Traditional options include Colorado Blue Spruces, Norway Spruces, Douglas Firs, Fraser Firs, Balsam Firs, and Noble (aka Grand) Firs. Other classics include White Spruces, Meyers Spruces, and Scotch Pines. Recently, Concolor (aka White) Firs and Canaan Firs have become very popular. State tree farmers also are offering selections of Red Cedars, White Pines, Austrian Pines, Serbian Spruces, Black Hills Spruces, Korean Firs and Fralsam Firs, a cross of the Fraser and Balsam varieties. Nordman and Turkish Firs are becoming increasingly popular among growers. They are highly resistant to the devastating Phytophthora root rot disease, which is central to my research.
I am partial to the Concolor Fir for its unique color, growth habit and appealing citrus scent. I also like the Canaan Fir for its classic pyramidal shape that just feels like Christmas. This fir is also more resistant to some pest issues and root diseases.
As a Rutgers scientist, what are some of the scientific mysteries you are exploring?
I study plant insect pests and soil pathogens causing crown and root rot diseases. Root diseases represent the biggest challenge in growing conifers nationwide. I also study the effectiveness of various fungicides, in lab and field experiments.
I am preparing ground to plant roughly 15 different varieties of Christmas trees at the research center. This means I acquired bareroot seedlings from the same distributors that our New Jersey growers are using to plant their fields. I potted them into containers ranging from small 6-inch tap root-promoting pots to large 14-inch-tall thin tree pots. I allowed them to grow in high tunnels under irrigation, shade cloth and with tightly managed nutrient loads. They will be planted in the field early next spring. My goal is to give Christmas tree and nursery growers, master gardeners and the public an opportunity to see all the cool varieties we have available.
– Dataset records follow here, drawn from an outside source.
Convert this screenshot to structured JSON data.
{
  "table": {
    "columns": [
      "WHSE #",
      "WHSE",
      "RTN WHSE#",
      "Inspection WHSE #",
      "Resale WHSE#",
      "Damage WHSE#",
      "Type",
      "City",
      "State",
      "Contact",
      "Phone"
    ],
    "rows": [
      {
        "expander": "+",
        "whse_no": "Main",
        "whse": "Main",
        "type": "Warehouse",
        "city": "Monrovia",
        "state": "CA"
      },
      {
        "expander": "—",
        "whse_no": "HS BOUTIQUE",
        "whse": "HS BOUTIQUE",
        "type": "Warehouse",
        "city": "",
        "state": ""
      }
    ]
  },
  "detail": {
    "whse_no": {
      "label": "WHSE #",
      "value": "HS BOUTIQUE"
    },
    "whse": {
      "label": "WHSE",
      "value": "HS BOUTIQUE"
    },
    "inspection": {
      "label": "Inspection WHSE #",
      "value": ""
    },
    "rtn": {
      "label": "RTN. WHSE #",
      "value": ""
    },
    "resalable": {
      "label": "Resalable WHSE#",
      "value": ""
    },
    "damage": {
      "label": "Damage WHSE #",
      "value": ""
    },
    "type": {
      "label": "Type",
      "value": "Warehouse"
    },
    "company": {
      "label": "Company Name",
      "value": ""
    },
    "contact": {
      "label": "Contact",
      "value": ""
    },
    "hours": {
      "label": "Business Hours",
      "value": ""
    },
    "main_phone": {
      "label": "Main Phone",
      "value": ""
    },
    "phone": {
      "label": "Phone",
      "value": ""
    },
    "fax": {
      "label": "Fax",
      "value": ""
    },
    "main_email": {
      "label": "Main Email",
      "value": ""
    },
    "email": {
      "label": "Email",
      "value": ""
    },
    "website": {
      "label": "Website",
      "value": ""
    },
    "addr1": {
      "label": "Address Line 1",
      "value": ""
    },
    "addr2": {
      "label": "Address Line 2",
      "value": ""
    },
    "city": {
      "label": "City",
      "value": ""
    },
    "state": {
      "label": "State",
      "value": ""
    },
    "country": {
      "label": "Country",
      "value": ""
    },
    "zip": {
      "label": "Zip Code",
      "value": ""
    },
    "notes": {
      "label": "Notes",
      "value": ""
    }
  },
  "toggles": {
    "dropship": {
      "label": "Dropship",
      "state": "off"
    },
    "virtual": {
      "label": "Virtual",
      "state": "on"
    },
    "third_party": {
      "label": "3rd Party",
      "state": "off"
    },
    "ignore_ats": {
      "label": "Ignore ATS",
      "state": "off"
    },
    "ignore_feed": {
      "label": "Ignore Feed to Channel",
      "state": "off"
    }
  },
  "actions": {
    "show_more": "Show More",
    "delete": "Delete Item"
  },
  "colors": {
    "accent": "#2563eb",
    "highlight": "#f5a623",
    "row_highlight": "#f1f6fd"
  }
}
County agent Bill Errickson of the Rutgers Cooperative Extension of Monmouth County has been an excellent co-principal investigator and integral to this work. He plans to install similar demonstration trials in the Rutgers research plots in Cream Ridge, so we can show more growers and compare our research findings.
Why do you do what you do?
My first experience with an agricultural agent was when I was helping on my best friend’s farm, and he was dealing with a season-crippling bacterial issue on his tomatoes. A Rutgers Cooperative Extension agent, the late Ray Samulis, came to visit and help mitigate the problem. Since then, I have been hooked on the idea of leveraging science to help our nation’s most important businesses and families: our farmers.
Are there additional resources, should a person want to find a tree farm in New Jersey or start a farm?
For more information, visit the New Jersey Christmas Tree Growers Association website and use their “Find a Farm” tool that allows a search by county. For a more detailed discussion, listen to our Rutgers Ask the Agent Christmas Tree podcast.
If you are a grower or interested in becoming one, contact the NJ Christmas Tree Growers Association. Additionally, we started a new Christmas Tree Edition of the Rutgers Plant and Pest Advisory that will continue to provide up-to-date information on pests, diseases, and agriculture-related information and updates.